The MoFe protein component of the nitrogenase enzyme complex is the substrate reducing site and contains two sets of symmetrically arrayed metallo centers called the P (Fe8S7) and the FeMoco (MoFe7S9-C-homocitrate) centers. The ATP-binding Fe protein is the specific reductant for the MoFe protein. Both symmetrical halves of the MoFe protein are thought to function independently during nitrogenase catalysis. Forming [AlF4]- transition-state complexes between the MoFe protein and the Fe protein of Azotobacter vinelandii ranging from 0 to 2 Fe protein/MoFe protein produced a series of complexes whose specific activity decreases with increase in bound Fe protein/MoFe protein ratio. Reduction of 2H+ to H2 was inhibited in a linear manner with an x-intercept at 2.0 with increasing Fe protein binding, whereas acetylene reduction to ethylene decreased more rapidly with an x-intercept near 1.5. H+ reduction is a distinct process occurring independently at each half of the MoFe protein but acetylene reduction decreases more rapidly than H+ reduction with increasing Fe protein/MoFe protein ratio, suggesting that a response is transmitted between the two αß halves of the MoFe protein for acetylene reduction as Fe protein is bound. A mechanistic model is derived to investigate this behavior.
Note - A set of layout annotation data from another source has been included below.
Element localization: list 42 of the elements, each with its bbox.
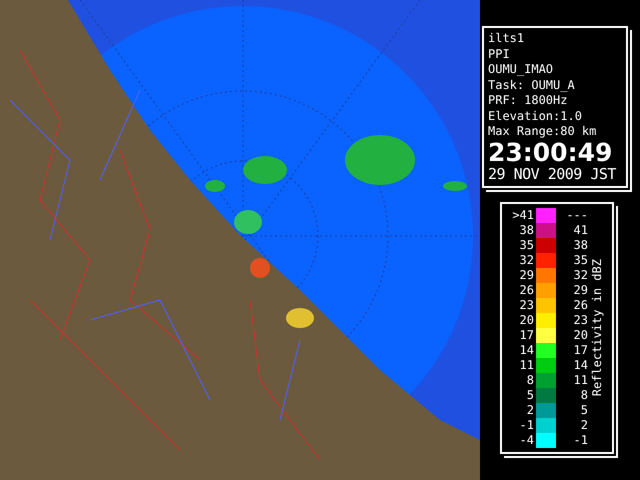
legend-low-value: 14 bbox=[518, 343, 535, 357]
legend-low-value: -1 bbox=[518, 418, 535, 432]
legend-low-value: 5 bbox=[526, 388, 535, 402]
info-line: ilts1 bbox=[488, 31, 526, 46]
info-line: Max Range:80 km bbox=[488, 124, 598, 140]
legend-low-value: 38 bbox=[518, 223, 535, 237]
legend-low-value: 20 bbox=[518, 313, 535, 327]
info-line: PPI bbox=[488, 46, 511, 62]
info-line: PRF: 1800Hz bbox=[488, 93, 568, 108]
legend-high-value: 41 bbox=[572, 223, 588, 237]
legend-high-value: -1 bbox=[572, 433, 588, 447]
legend-high-value: 23 bbox=[572, 313, 588, 327]
legend-high-value: 26 bbox=[572, 298, 588, 312]
legend-high-value: 38 bbox=[572, 238, 588, 252]
legend-title: Reflectivity in dBZ bbox=[590, 258, 604, 396]
legend-low-value: 32 bbox=[518, 253, 535, 267]
legend-low-value: 29 bbox=[518, 268, 535, 282]
legend-high-value: 35 bbox=[572, 253, 588, 267]
legend-low-value: 23 bbox=[518, 298, 535, 312]
info-line: Task: OUMU_A bbox=[488, 78, 576, 93]
legend-high-value: 29 bbox=[572, 283, 588, 297]
legend-high-value: 14 bbox=[572, 358, 588, 372]
legend-high-value: 5 bbox=[580, 403, 588, 417]
legend-high-value: --- bbox=[565, 208, 588, 222]
legend-high-value: 32 bbox=[572, 268, 588, 282]
legend-low-value: 26 bbox=[518, 283, 535, 297]
legend-high-value: 2 bbox=[580, 418, 588, 432]
legend-high-value: 11 bbox=[572, 373, 588, 387]
legend-low-value: >41 bbox=[511, 208, 535, 222]
legend-low-value: 35 bbox=[518, 238, 535, 252]
legend-high-value: 8 bbox=[580, 388, 588, 402]
legend-low-value: -4 bbox=[518, 433, 535, 447]
legend-high-value: 17 bbox=[572, 343, 588, 357]
legend-low-value: 2 bbox=[526, 403, 535, 417]
info-line: Elevation:1.0 bbox=[488, 108, 583, 124]
time-readout: 23:00:49 bbox=[488, 140, 614, 164]
legend-low-value: 8 bbox=[526, 373, 535, 387]
legend-high-value: 20 bbox=[572, 328, 588, 342]
info-line: OUMU_IMAO bbox=[488, 62, 554, 78]
legend-low-value: 11 bbox=[518, 358, 535, 372]
legend-low-value: 17 bbox=[518, 328, 535, 342]
date-readout: 29 NOV 2009 JST bbox=[488, 164, 616, 182]
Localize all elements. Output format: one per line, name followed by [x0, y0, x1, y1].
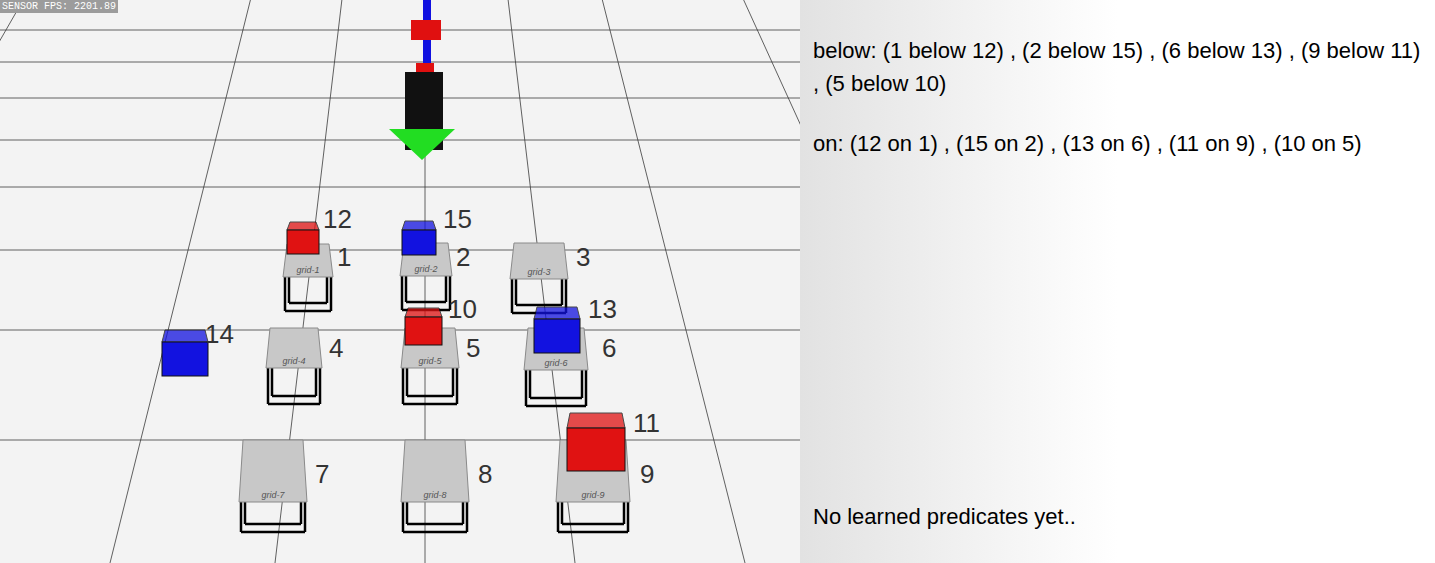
- plate-label: grid-7: [261, 490, 285, 500]
- block[interactable]: 15: [402, 204, 472, 255]
- robot-arm-icon: [389, 0, 455, 160]
- block-number: 10: [448, 294, 477, 324]
- block[interactable]: 13: [534, 294, 617, 353]
- block-number: 15: [443, 204, 472, 234]
- table-number: 8: [478, 459, 492, 489]
- scene-canvas[interactable]: grid-1 1 grid-2 2 grid-3 3 grid-4 4 grid-5 5 grid-…: [0, 0, 800, 563]
- learned-predicates: No learned predicates yet..: [813, 500, 1427, 533]
- block-number: 12: [323, 204, 352, 234]
- table: grid-8 8: [401, 440, 492, 532]
- floor-grid: [0, 0, 800, 563]
- block-number: 11: [633, 408, 660, 438]
- sensor-fps: SENSOR FPS: 2201.89: [0, 0, 118, 13]
- info-panel: below: (1 below 12) , (2 below 15) , (6 …: [800, 0, 1435, 563]
- table-number: 4: [329, 333, 343, 363]
- relation-text: below: (1 below 12) , (2 below 15) , (6 …: [813, 34, 1427, 100]
- table-plate: [510, 243, 568, 279]
- plate-label: grid-1: [296, 265, 319, 275]
- block[interactable]: 10: [405, 294, 477, 345]
- plate-label: grid-2: [414, 264, 437, 274]
- plate-label: grid-8: [423, 490, 446, 500]
- table-plate: [239, 440, 307, 502]
- table-number: 7: [315, 459, 329, 489]
- table-number: 9: [640, 459, 654, 489]
- block[interactable]: 12: [287, 204, 352, 254]
- scene-view[interactable]: grid-1 1 grid-2 2 grid-3 3 grid-4 4 grid-5 5 grid-…: [0, 0, 800, 563]
- table-number: 3: [576, 242, 590, 272]
- table: grid-3 3: [510, 242, 590, 313]
- table: grid-4 4: [266, 328, 343, 404]
- plate-label: grid-6: [544, 358, 567, 368]
- plate-label: grid-4: [282, 356, 305, 366]
- plate-label: grid-3: [527, 267, 550, 277]
- table-number: 5: [466, 333, 480, 363]
- relations: below: (1 below 12) , (2 below 15) , (6 …: [813, 34, 1427, 160]
- table: grid-7 7: [239, 440, 329, 532]
- table-plate: [401, 440, 469, 502]
- block[interactable]: 11: [567, 408, 660, 471]
- table-number: 1: [337, 242, 351, 272]
- relation-text: on: (12 on 1) , (15 on 2) , (13 on 6) , …: [813, 127, 1427, 160]
- block[interactable]: 14: [162, 319, 234, 376]
- plate-label: grid-5: [418, 356, 442, 366]
- table-plate: [266, 328, 322, 368]
- table-number: 6: [602, 333, 616, 363]
- block-number: 14: [205, 319, 234, 349]
- app: grid-1 1 grid-2 2 grid-3 3 grid-4 4 grid-5 5 grid-…: [0, 0, 1435, 563]
- table-number: 2: [456, 242, 470, 272]
- plate-label: grid-9: [581, 490, 604, 500]
- block-number: 13: [588, 294, 617, 324]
The model predicts that each site functions independently for 2H+ reduction to H2. For acetylene reduction, the model predicts positive (synchronous) not negative cooperativity arising from acetylene binding to both sites before substrate reduction occurs. When this model is applied to inhibition by Cp2 and modified Av2 protein (L127∆) that form strong, non-dissociable complexes, positive cooperativity is absent and each site acts independently. The results suggest a new paradigm for the catalytic function of the MoFe protein during nitrogenase catalysis.